Both Hemingway and Capote had parents who died of suicide, and both followed in their footsteps. Hemingway, who so brilliantly captured the essence of perseverance in the character of the Old Man, took the quick way out with a shot to the head. Capote did it slowly, murdering himself in a vichyssoise of pureed pills and blank-pages.
While many of their peers understood them in their late stage as faltering alcoholics, all the booze in the world cannot diminish what each had to say in their own personal final chapter.
“Is something wrong with the fish, you seem mad at it?”asks Capote of C.Z. Guest in the new TV series. The two are meeting to discuss the post-publishing fallout among the Swans. Capote’s probe is double-tongued. Obviously, it is not the fish that disappoints. But beyond that, he condescends the lack of material hardship. For the Swans know nothing of fish. They only know the filet.
The Old Man and the Sea, many will forget, as I had, ends with a tourist, perhaps a Swan, marveling at the bones of Santiago’s giant Marlin. “I did not know sharks had such handsome, beautifully formed tails,” says the misidentifying tourist, a two-paragraph character that arrives on the last page just in time to prove the point: few of privilege will ever comprehend the story of the Old Man. And who of modest origin would know what it is to be a Swan were it not for Capote?

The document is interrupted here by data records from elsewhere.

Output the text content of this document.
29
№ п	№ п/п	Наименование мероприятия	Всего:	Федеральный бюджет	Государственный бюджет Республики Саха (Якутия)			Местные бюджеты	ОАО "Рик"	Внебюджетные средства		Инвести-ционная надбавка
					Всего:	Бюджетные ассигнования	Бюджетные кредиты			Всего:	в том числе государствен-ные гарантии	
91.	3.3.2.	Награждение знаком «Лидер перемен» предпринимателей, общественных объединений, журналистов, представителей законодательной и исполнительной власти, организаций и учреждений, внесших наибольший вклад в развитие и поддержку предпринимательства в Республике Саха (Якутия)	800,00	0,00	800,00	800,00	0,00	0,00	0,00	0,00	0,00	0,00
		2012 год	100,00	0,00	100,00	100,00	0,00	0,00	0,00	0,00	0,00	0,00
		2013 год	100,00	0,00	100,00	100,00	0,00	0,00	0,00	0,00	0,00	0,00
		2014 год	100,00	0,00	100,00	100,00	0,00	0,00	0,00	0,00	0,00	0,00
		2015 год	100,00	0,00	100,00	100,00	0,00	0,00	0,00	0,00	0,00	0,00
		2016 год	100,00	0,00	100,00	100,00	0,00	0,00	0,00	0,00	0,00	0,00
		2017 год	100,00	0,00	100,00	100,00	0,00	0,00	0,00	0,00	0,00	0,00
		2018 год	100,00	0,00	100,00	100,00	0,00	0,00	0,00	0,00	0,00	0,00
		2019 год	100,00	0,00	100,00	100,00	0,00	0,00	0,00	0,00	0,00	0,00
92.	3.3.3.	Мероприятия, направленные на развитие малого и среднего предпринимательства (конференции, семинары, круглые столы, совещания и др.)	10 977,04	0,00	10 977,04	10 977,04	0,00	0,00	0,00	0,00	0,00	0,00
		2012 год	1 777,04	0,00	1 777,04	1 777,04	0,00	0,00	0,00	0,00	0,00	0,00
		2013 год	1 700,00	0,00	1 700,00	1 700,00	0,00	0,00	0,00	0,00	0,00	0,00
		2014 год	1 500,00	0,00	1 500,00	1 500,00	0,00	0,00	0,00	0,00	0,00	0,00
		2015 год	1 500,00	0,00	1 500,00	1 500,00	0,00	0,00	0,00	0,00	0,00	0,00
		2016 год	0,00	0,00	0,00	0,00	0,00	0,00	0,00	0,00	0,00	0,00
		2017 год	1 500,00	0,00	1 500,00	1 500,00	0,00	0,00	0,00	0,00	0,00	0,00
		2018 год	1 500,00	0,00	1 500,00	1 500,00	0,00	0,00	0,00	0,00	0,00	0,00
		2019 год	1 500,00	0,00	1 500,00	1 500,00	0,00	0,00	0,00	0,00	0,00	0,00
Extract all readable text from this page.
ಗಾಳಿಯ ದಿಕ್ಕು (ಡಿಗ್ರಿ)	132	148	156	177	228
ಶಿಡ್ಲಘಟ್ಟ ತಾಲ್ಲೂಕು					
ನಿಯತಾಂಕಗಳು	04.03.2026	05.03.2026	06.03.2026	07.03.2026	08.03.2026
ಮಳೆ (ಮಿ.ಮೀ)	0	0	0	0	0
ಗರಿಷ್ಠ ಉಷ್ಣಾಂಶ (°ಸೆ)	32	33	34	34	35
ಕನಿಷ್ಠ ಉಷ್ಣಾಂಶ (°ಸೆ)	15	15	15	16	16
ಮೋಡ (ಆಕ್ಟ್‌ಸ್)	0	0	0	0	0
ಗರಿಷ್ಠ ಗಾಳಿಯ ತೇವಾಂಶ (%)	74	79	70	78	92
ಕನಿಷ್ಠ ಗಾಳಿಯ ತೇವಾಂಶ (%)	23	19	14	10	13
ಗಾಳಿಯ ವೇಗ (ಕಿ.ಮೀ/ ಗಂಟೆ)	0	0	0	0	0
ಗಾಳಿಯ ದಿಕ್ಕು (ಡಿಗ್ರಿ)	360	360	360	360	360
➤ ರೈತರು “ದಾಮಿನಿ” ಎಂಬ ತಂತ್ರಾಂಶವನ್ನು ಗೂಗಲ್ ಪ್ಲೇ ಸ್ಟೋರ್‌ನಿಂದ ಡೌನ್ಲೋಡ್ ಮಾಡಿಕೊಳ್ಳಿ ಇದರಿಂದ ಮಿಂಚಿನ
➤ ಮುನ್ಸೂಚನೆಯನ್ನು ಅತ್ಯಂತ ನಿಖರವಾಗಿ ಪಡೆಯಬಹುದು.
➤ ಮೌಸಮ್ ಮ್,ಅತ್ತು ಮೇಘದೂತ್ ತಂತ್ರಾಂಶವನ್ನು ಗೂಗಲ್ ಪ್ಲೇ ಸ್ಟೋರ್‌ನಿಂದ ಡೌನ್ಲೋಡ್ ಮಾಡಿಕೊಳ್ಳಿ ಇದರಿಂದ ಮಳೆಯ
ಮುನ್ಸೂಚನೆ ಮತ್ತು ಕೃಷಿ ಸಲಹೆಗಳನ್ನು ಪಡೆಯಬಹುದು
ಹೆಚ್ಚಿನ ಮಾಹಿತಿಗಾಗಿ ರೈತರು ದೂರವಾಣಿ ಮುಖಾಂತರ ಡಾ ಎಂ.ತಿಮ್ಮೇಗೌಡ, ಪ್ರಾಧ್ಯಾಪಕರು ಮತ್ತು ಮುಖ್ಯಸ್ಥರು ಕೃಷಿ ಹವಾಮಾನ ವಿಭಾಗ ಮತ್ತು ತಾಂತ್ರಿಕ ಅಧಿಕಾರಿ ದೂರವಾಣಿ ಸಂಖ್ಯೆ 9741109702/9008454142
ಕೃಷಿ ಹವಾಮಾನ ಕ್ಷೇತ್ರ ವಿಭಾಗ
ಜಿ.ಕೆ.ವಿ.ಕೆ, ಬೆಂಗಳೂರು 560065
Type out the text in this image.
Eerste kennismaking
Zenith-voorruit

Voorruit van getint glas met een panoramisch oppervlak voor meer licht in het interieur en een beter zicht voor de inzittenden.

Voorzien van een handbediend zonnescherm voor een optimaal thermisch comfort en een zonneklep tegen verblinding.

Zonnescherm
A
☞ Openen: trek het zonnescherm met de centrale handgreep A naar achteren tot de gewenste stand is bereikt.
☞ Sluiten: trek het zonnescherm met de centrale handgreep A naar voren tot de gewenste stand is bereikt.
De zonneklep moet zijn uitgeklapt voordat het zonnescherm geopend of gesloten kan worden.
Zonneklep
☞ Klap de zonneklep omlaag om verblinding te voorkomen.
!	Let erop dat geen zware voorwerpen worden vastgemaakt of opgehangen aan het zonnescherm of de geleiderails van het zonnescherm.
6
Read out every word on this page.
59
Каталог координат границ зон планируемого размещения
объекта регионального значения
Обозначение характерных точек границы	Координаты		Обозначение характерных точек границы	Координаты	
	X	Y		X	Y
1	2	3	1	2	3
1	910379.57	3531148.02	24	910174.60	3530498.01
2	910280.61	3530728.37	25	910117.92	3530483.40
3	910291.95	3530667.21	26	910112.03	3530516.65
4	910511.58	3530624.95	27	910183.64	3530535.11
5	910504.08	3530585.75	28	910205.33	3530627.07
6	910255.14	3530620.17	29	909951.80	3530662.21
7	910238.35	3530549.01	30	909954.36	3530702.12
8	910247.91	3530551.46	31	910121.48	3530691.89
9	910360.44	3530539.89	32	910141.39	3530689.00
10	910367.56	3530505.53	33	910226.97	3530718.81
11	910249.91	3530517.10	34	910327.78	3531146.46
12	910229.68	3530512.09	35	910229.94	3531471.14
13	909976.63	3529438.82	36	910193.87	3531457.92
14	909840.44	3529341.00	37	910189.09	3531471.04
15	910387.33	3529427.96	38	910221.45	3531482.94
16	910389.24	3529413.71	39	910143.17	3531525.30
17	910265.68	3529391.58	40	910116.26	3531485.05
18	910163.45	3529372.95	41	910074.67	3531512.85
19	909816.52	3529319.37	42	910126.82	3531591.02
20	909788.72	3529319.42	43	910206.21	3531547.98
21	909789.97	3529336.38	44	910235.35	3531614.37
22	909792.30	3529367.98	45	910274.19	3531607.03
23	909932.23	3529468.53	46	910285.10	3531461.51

Hemingway, as much as he was a dandy of fine tailored suits and known to quench his thirst on pricey Valpolicella, managed to capture the struggle of a poor fisherman to the same fine degree that Capote quintessentially depicted the murderous minglings of Manhattan’s elite. And while the temptation might be to disregard one book for the other, to decry the shallowness of the affluent, or mock the obvious profundity of the sea and an old man, we are better for both books' existence. After all, rich or poor, we all come from water. Anyone can admire the beauty of swans just as somewhere in the universal subconscious of us all lives the archetypal dream of lions on the beach.



can’t wait to read those. thanks for this, Sam! xo
All our english teachers and even Elsa Weiss would be very proud of you for this. As am I.